Seth, a loyal MR reader, writes:

I thoroughly enjoyed your 'Discover Your Inner Economist Book' and I was particularly interested in your advice related to restaurants, and on how to read menus.

Perhaps it's a stretch, but I was wondering whether you have similar advice for traveling in the US?  If someone who has never previously visited the US asked you for five places they should visit in the US, what would be your advice?  Or perhaps more generally, what should  they look for in their destinations?  Assume they're driving, and budget isn't an issue, and that it's not a requirement to see the most popular tourist spots.  What's the best advice to properly see and experience the US, in all its diversity?
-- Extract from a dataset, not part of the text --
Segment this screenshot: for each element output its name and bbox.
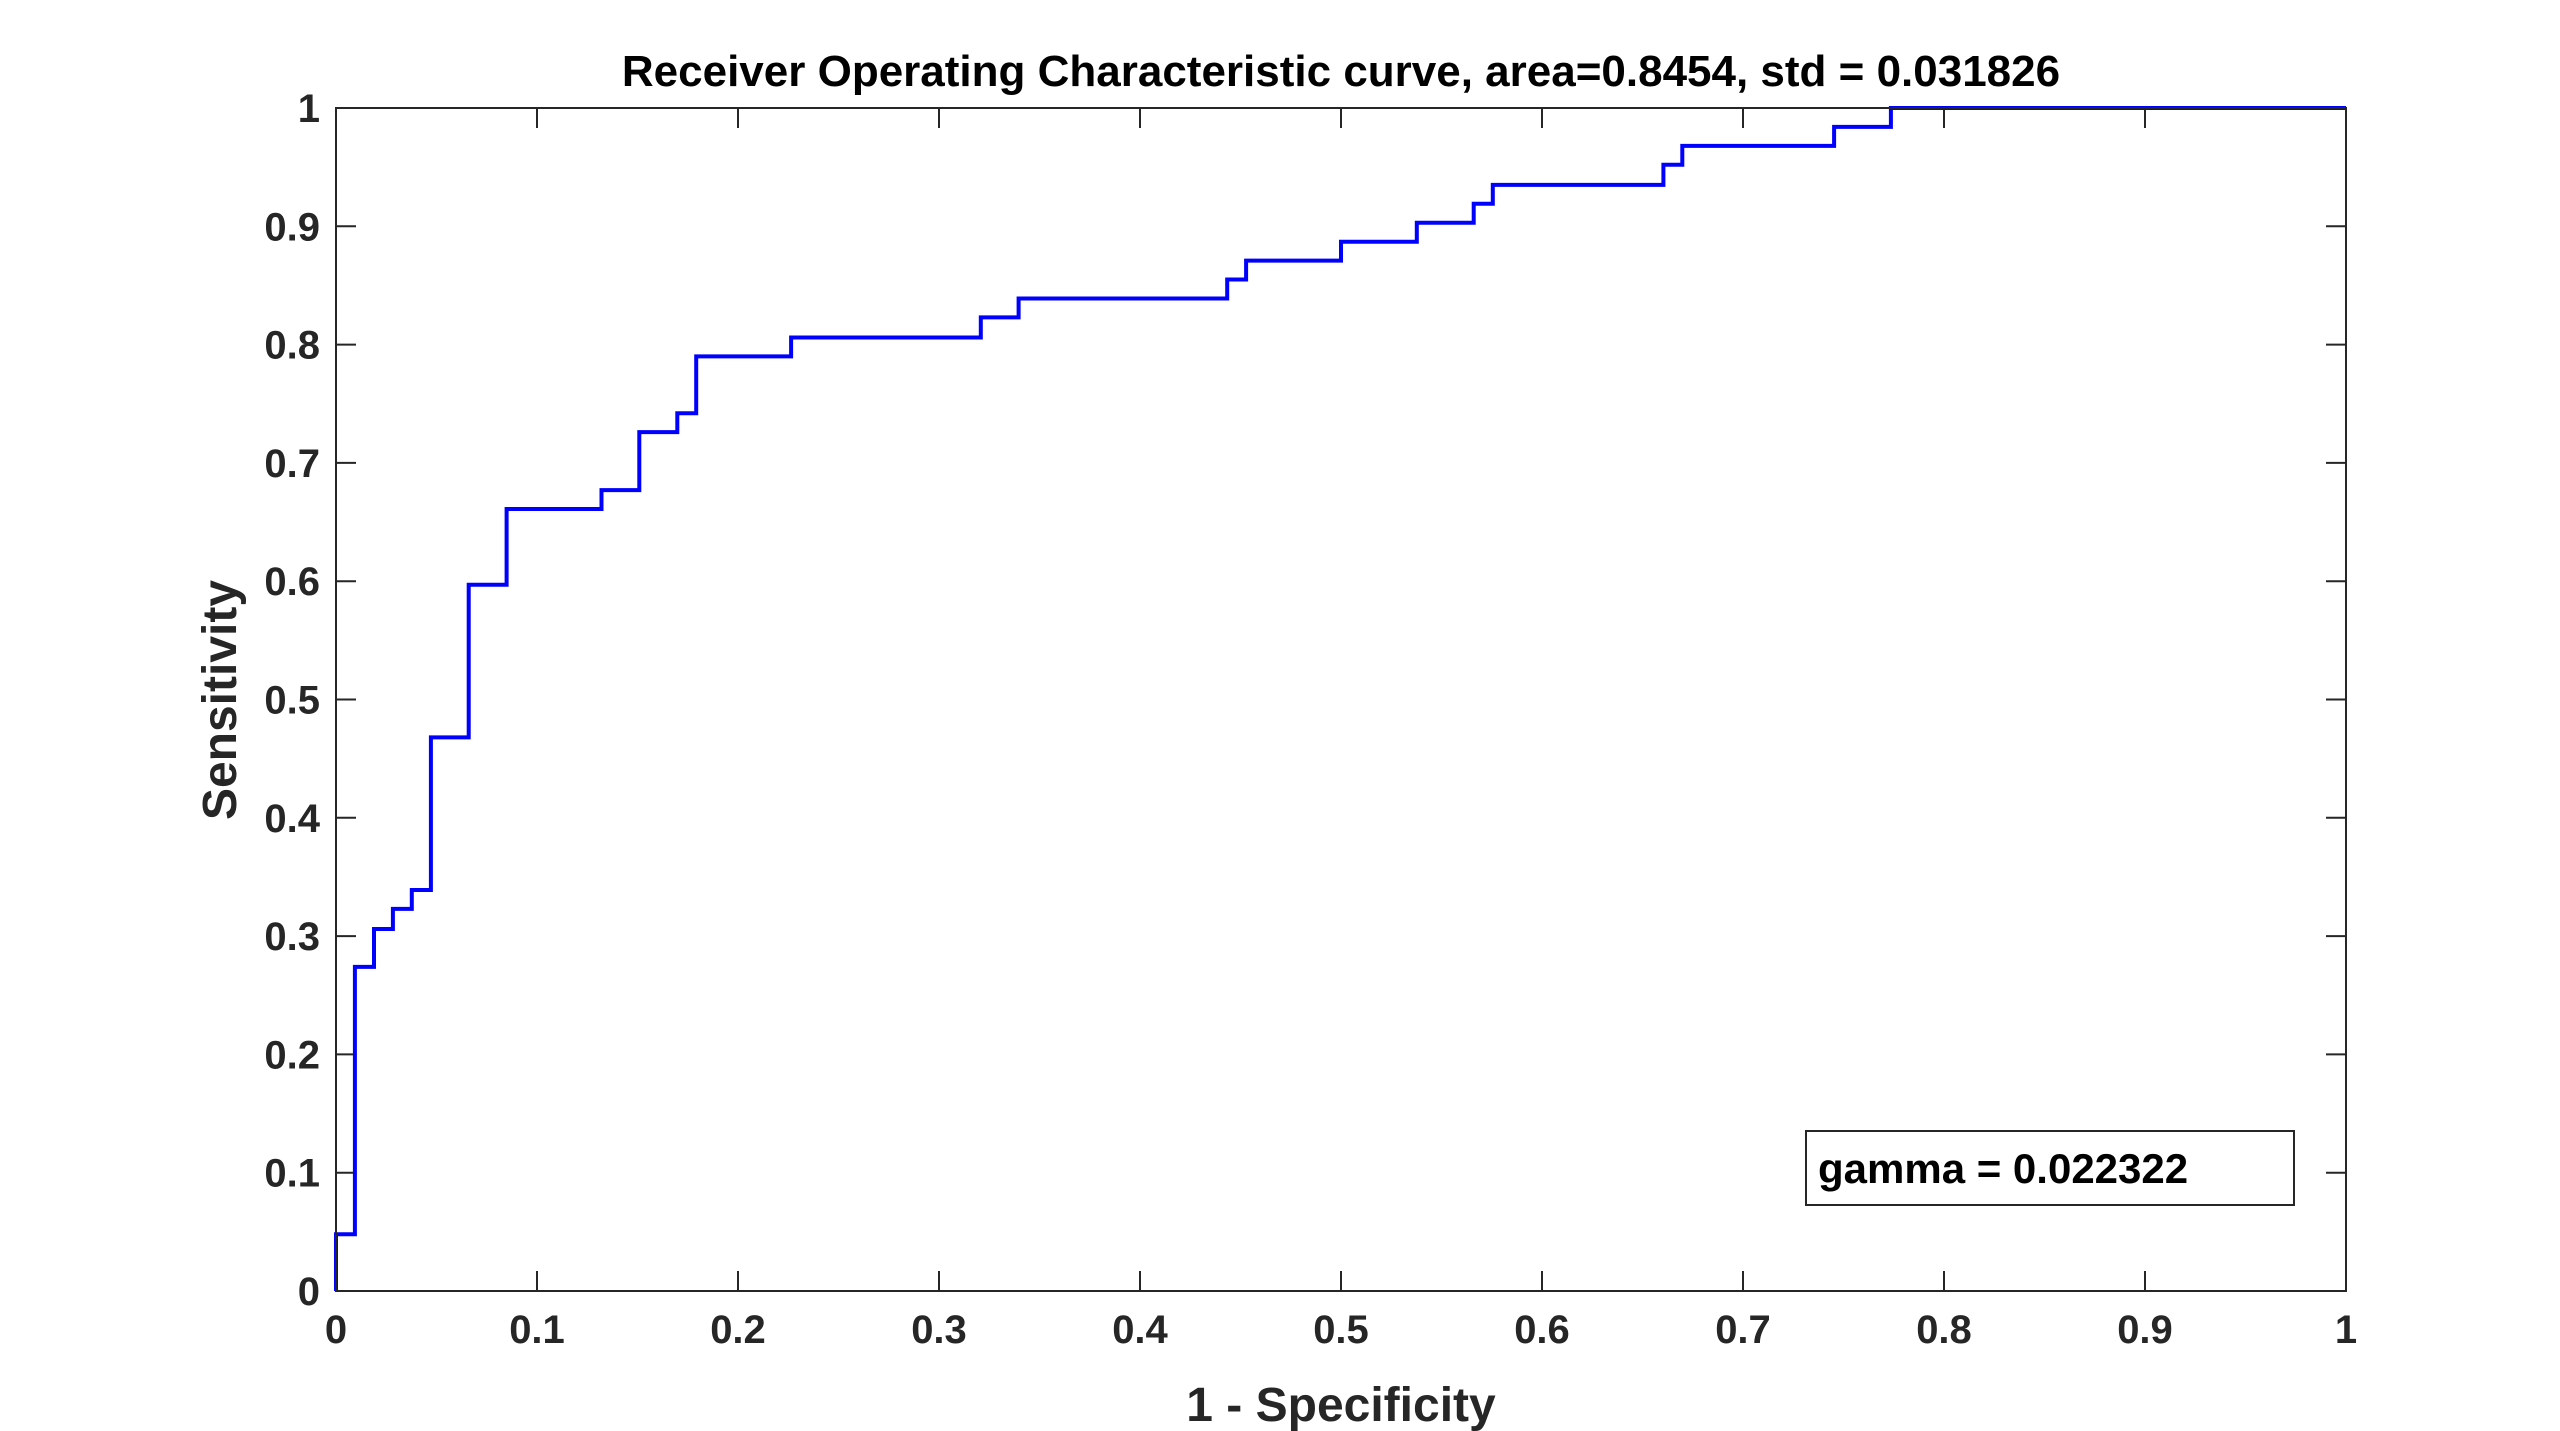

Most of all, drive as much as possible and do not shy away from a few days in the "boring" (yet wondrous) suburbs.  After that, here is my list of five:

1. Manhattan

2. Detroit and the Ford Rouge plant in Dearborn

3. Memphis and the Mississippi Delta

4. San Francisco

5. Grand Canyon and southern Utah

I feel bad about missing so much of "the new South," but how many stellar sights does it have?  Miami and New Orleans would make a top ten but each is too unique and insufficiently representative to make a top five.  Maybe Chicago should replace Detroit but the latter has greater shock value and isn't that half of what travel is about?  Los Angeles is too hard for most outsiders to grasp.  At least one of the Dakotas should make a top ten list.  Boston would please a European but not in a truly instructive way.  It is criminal to leave off Texas, which I love, but which single place can sum up the state?